Poznałam już Falkowską od strony romantycznej oraz kobiecej, dziś czas na tę dziecięcą. Czy zatem bajka autorki zrobiła na mnie wrażenie?
Dzieci mają to do siebie, że zawsze lubią zadawać mnóstwo pytań i zawsze oczekują na nie odpowiedzi. Ale kto pyta ten nie błądzi, prawda? W sumie to dobrze, że dzieci są tak dociekliwe, bo dzięki temu bogacą swoją wiedzę.
Nasza mała Zuzia dostaje kredki od cioci. Zaprasza ją do wspólnego malowania na co ona przystaje. Zastanawia się tylko czemu białe kredki są odłożone na boku?
Małgorzata Falkowska w swojej króciutkiej bajce stara się uświadomić dzieciom, że każda rzecz ma w sobie jakąś magiczną moc i do wszystkiego jest przydatna, choć dzieci nie zawsze potrafią to zrozumieć. No bo jak białą kredką malować po białej kartce?
Czytając historię Zuzi, w sumie mogę się przyznać, że w dzieciństwie miałam podobne podejście do białej kredki co Zuzia.

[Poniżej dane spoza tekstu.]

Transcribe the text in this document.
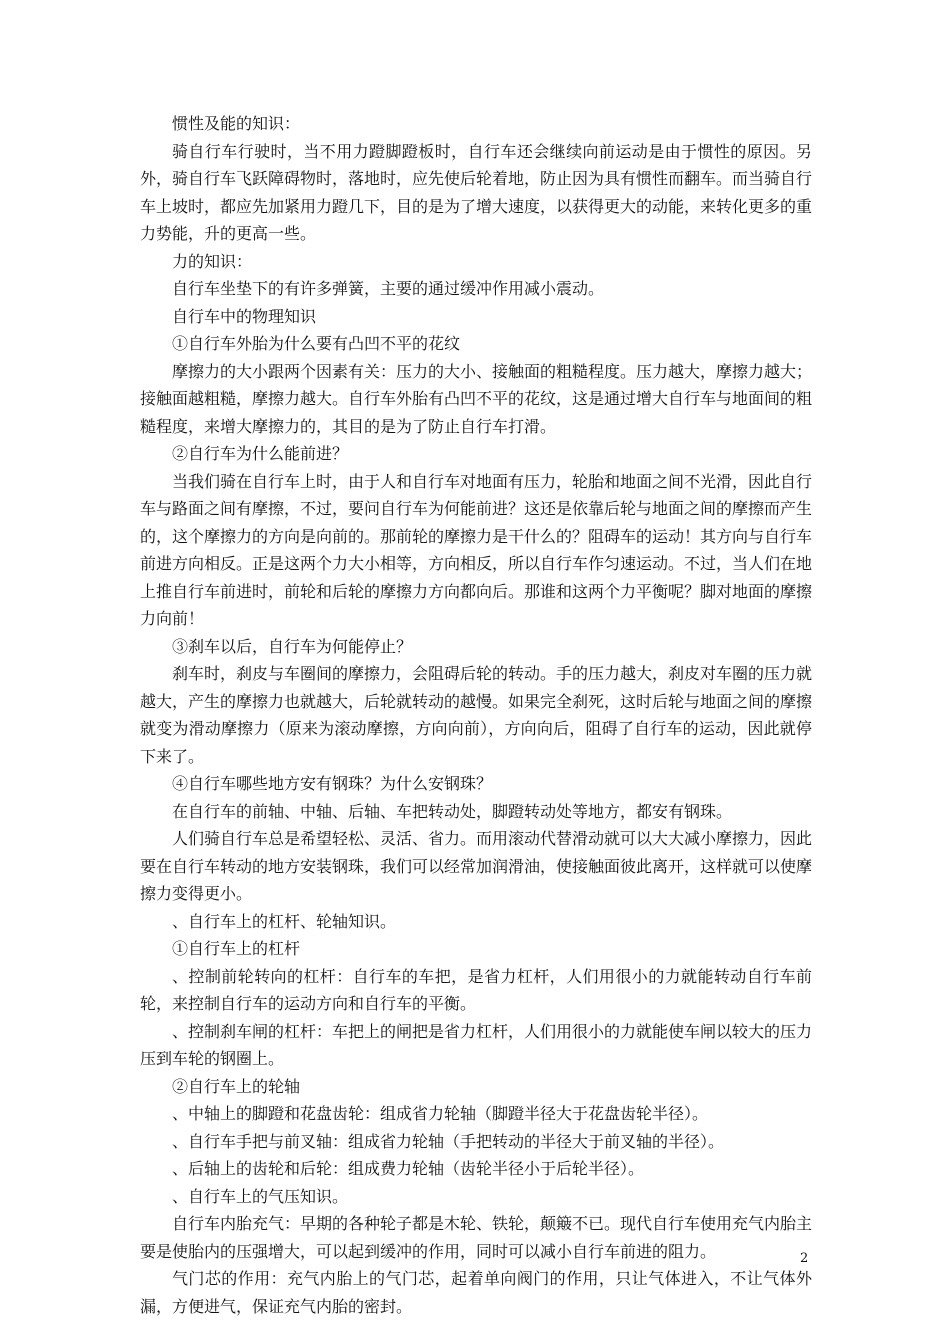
惯性及能的知识：

骑自行车行驶时，当不用力蹬脚蹬板时，自行车还会继续向前运动是由于惯性的原因。另外，骑自行车飞跃障碍物时，落地时，应先使后轮着地，防止因为具有惯性而翻车。而当骑自行车上坡时，都应先加紧用力蹬几下，目的是为了增大速度，以获得更大的动能，来转化更多的重力势能，升的更高一些。

力的知识：

自行车坐垫下的有许多弹簧，主要的通过缓冲作用减小震动。

自行车中的物理知识

①自行车外胎为什么要有凸凹不平的花纹

摩擦力的大小跟两个因素有关：压力的大小、接触面的粗糙程度。压力越大，摩擦力越大；接触面越粗糙，摩擦力越大。自行车外胎有凸凹不平的花纹，这是通过增大自行车与地面间的粗糙程度，来增大摩擦力的，其目的是为了防止自行车打滑。

②自行车为什么能前进？

当我们骑在自行车上时，由于人和自行车对地面有压力，轮胎和地面之间不光滑，因此自行车与路面之间有摩擦，不过，要问自行车为何能前进？这还是依靠后轮与地面之间的摩擦而产生的，这个摩擦力的方向是向前的。那前轮的摩擦力是干什么的？阻碍车的运动！其方向与自行车前进方向相反。正是这两个力大小相等，方向相反，所以自行车作匀速运动。不过，当人们在地上推自行车前进时，前轮和后轮的摩擦力方向都向后。那谁和这两个力平衡呢？脚对地面的摩擦力向前！

③刹车以后，自行车为何能停止？

刹车时，刹皮与车圈间的摩擦力，会阻碍后轮的转动。手的压力越大，刹皮对车圈的压力就越大，产生的摩擦力也就越大，后轮就转动的越慢。如果完全刹死，这时后轮与地面之间的摩擦就变为滑动摩擦力（原来为滚动摩擦，方向向前），方向向后，阻碍了自行车的运动，因此就停下来了。

④自行车哪些地方安有钢珠？为什么安钢珠？

在自行车的前轴、中轴、后轴、车把转动处，脚蹬转动处等地方，都安有钢珠。

人们骑自行车总是希望轻松、灵活、省力。而用滚动代替滑动就可以大大减小摩擦力，因此要在自行车转动的地方安装钢珠，我们可以经常加润滑油，使接触面彼此离开，这样就可以使摩擦力变得更小。

、自行车上的杠杆、轮轴知识。

①自行车上的杠杆

、控制前轮转向的杠杆：自行车的车把，是省力杠杆，人们用很小的力就能转动自行车前轮，来控制自行车的运动方向和自行车的平衡。

、控制刹车闸的杠杆：车把上的闸把是省力杠杆，人们用很小的力就能使车闸以较大的压力压到车轮的钢圈上。

②自行车上的轮轴

、中轴上的脚蹬和花盘齿轮：组成省力轮轴（脚蹬半径大于花盘齿轮半径）。

、自行车手把与前叉轴：组成省力轮轴（手把转动的半径大于前叉轴的半径）。

、后轴上的齿轮和后轮：组成费力轮轴（齿轮半径小于后轮半径）。

、自行车上的气压知识。

自行车内胎充气：早期的各种轮子都是木轮、铁轮，颠簸不已。现代自行车使用充气内胎主要是使胎内的压强增大，可以起到缓冲的作用，同时可以减小自行车前进的阻力。

气门芯的作用：充气内胎上的气门芯，起着单向阀门的作用，只让气体进入，不让气体外漏，方便进气，保证充气内胎的密封。

2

Zawsze zastanawiało mnie po co ona, skoro praktycznie jest ?niewidoczna?. Ale jak widać, wszystko ma dwie strony medalu. To co nam teoretycznie wydaje się nierealne, w praktyce ma swoje zastosowanie.
"- Wszystkie kredki są wyjątkowe, bo możesz nimi namalować co tylko chcesz. Jednak o białej kredce wielu ludzi nie pamięta, a przecież ona także ma swój udział w malowaniu, tak jak inne ? odpowiedziała ciocia."
W książeczce znajdziemy piękne ilustracje wykonane przez Anię Jamróz. Doskonale oddają ideę całej bajki, jednocześnie idealizując odpowiedź cioci na zadanie pytanie przez Zuzię.
Duży format bajki, duża czcionka, idealnie nadają się dla dzieci. Książka jest czytelna i przejrzysta i z całą pewnością zainteresuje młodych czytelników.
"Po co komu biała kredka?" to doskonała lektura dla najmłodszych czytelników. Uświadamia nam, że w praktyce wszystko ma swoje zastosowanie, choć najmłodsi nie zawsze jeszcze o tym wiedzą. Zachęcam do zapoznania się z tą bajką.